Como no caso da entrevista de Padilha, as declarações estavam na capa do jornal. Desta vez, havia algum contraponto, mas fraquíssimo. A reportagem ouviu alguns passageiros dizerem que não aguentavam mais ficar, naquele calor, em vagões superlotados –e sem informação sobre quando o metrô voltaria a funcionar. Nos dois últimos parágrafos, o presidente do sindicato dos metroviários rebatia o governo.
No "Estado de S. Paulo", o título já trazia as duas versões: "Alckmin fala em sabotagem; Metrô admite demora". O relatório dos metroviários aparece logo no início da reportagem, servindo de contrapeso às falas das autoridades.
Algumas vezes, o "não é bem assim" é feito pelos colunistas ou nos editoriais. O "Estadão" abordou a declaração de Alckmin na própria quinta-feira, citando o despreparo do Metrô em lidar com acidentes. "E o pior é que, em vez de reconhecer o erro –primeiro passo para corrigi-lo–, as autoridades estaduais estão buscando desculpas para justificar o injustificável", dizia.

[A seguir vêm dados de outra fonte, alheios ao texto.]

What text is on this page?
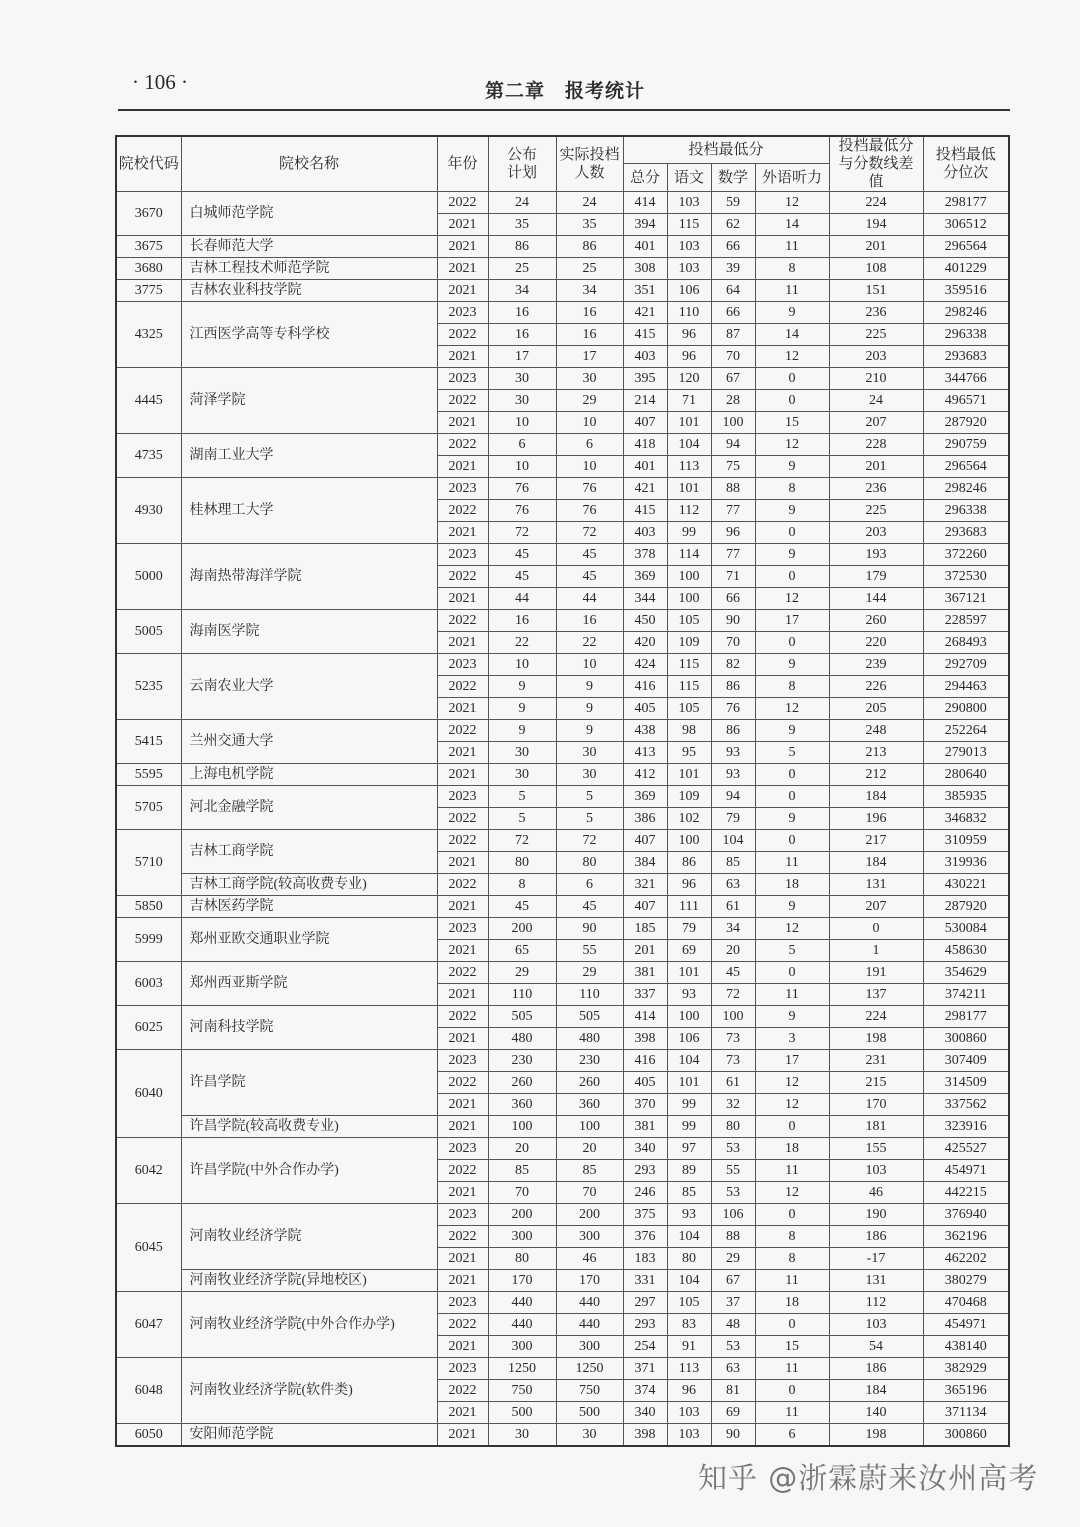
· 106 ·	第二章　报考统计
院校代码	院校名称	年份	公布计划	实际投档人数	投档最低分				投档最低分与分数线差值	投档最低分位次
					总分	语文	数学	外语听力		
3670	白城师范学院	2022	24	24	414	103	59	12	224	298177
		2021	35	35	394	115	62	14	194	306512
3675	长春师范大学	2021	86	86	401	103	66	11	201	296564
3680	吉林工程技术师范学院	2021	25	25	308	103	39	8	108	401229
3775	吉林农业科技学院	2021	34	34	351	106	64	11	151	359516
4325	江西医学高等专科学校	2023	16	16	421	110	66	9	236	298246
		2022	16	16	415	96	87	14	225	296338
		2021	17	17	403	96	70	12	203	293683
4445	菏泽学院	2023	30	30	395	120	67	0	210	344766
		2022	30	29	214	71	28	0	24	496571
		2021	10	10	407	101	100	15	207	287920
4735	湖南工业大学	2022	6	6	418	104	94	12	228	290759
		2021	10	10	401	113	75	9	201	296564
4930	桂林理工大学	2023	76	76	421	101	88	8	236	298246
		2022	76	76	415	112	77	9	225	296338
		2021	72	72	403	99	96	0	203	293683
5000	海南热带海洋学院	2023	45	45	378	114	77	9	193	372260
		2022	45	45	369	100	71	0	179	372530
		2021	44	44	344	100	66	12	144	367121
5005	海南医学院	2022	16	16	450	105	90	17	260	228597
		2021	22	22	420	109	70	0	220	268493
5235	云南农业大学	2023	10	10	424	115	82	9	239	292709
		2022	9	9	416	115	86	8	226	294463
		2021	9	9	405	105	76	12	205	290800
5415	兰州交通大学	2022	9	9	438	98	86	9	248	252264
		2021	30	30	413	95	93	5	213	279013
5595	上海电机学院	2021	30	30	412	101	93	0	212	280640
5705	河北金融学院	2023	5	5	369	109	94	0	184	385935
		2022	5	5	386	102	79	9	196	346832
5710	吉林工商学院	2022	72	72	407	100	104	0	217	310959
		2021	80	80	384	86	85	11	184	319936
	吉林工商学院(较高收费专业)	2022	8	6	321	96	63	18	131	430221
5850	吉林医药学院	2021	45	45	407	111	61	9	207	287920
5999	郑州亚欧交通职业学院	2023	200	90	185	79	34	12	0	530084
		2021	65	55	201	69	20	5	1	458630
6003	郑州西亚斯学院	2022	29	29	381	101	45	0	191	354629
		2021	110	110	337	93	72	11	137	374211
6025	河南科技学院	2022	505	505	414	100	100	9	224	298177
		2021	480	480	398	106	73	3	198	300860
6040	许昌学院	2023	230	230	416	104	73	17	231	307409
		2022	260	260	405	101	61	12	215	314509
		2021	360	360	370	99	32	12	170	337562
	许昌学院(较高收费专业)	2021	100	100	381	99	80	0	181	323916
6042	许昌学院(中外合作办学)	2023	20	20	340	97	53	18	155	425527
		2022	85	85	293	89	55	11	103	454971
		2021	70	70	246	85	53	12	46	442215
6045	河南牧业经济学院	2023	200	200	375	93	106	0	190	376940
		2022	300	300	376	104	88	8	186	362196
		2021	80	46	183	80	29	8	-17	462202
	河南牧业经济学院(异地校区)	2021	170	170	331	104	67	11	131	380279
6047	河南牧业经济学院(中外合作办学)	2023	440	440	297	105	37	18	112	470468
		2022	440	440	293	83	48	0	103	454971
		2021	300	300	254	91	53	15	54	438140
6048	河南牧业经济学院(软件类)	2023	1250	1250	371	113	63	11	186	382929
		2022	750	750	374	96	81	0	184	365196
		2021	500	500	340	103	69	11	140	371134
6050	安阳师范学院	2021	30	30	398	103	90	6	198	300860
知乎 @浙霖蔚来汝州高考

Na Folha, o editorial só apareceu na sexta-feira. Entre as 23 colunas de opinião publicadas até anteontem, nenhuma falava das declarações de Padilha e apenas duas citavam o tumulto no metrô.
Para fazer jus ao slogan de "não dá para não ler", a Folha precisa evitar o "disse ontem Fulano", principalmente agora, que a campanha eleitoral está esquentando.
Aqui você não manda
Leitores reclamaram da publicação do artigo de João Paulo Cunha em Tendências/Debates de domingo passado. Quem escreveu considerou que o jornal estava dando espaço demais ao ex-deputado, que havia sido entrevistado uma semana antes.
Mais do que generosidade com o "outro lado", a Folha parecia estar dando um recado ao presidente do STF, Joaquim Barbosa, que disse: "A imprensa brasileira presta um grande desserviço ao país ao abrir suas páginas nobres a pessoas condenadas por corrupção".
Pesquisas e 'pesquisas'
Saiu na "Ilustrada" que uma pesquisa inglesa mostrou que a TV Cultura é a segunda mais admirada por sua programação em todo o mundo, perdendo só para a BBC, que foi a financiadora do estudo. No Brasil, a rede estatal ganha de longe da Globo (31/1).
O "Tec" noticiou que 97% das crianças brasileiras, filhas de pais que usam a internet, estão conectadas (27/1). Quem pagou a pesquisa foi uma empresa de cibersegurança. Os dois levantamentos foram feitos pela internet. No Brasil, só metade da população tem acesso à rede. Qual a garantia que a amostragem representa o país? Os jornalistas precisam conferir a metodologia das pesquisas antes de divulgar resultados.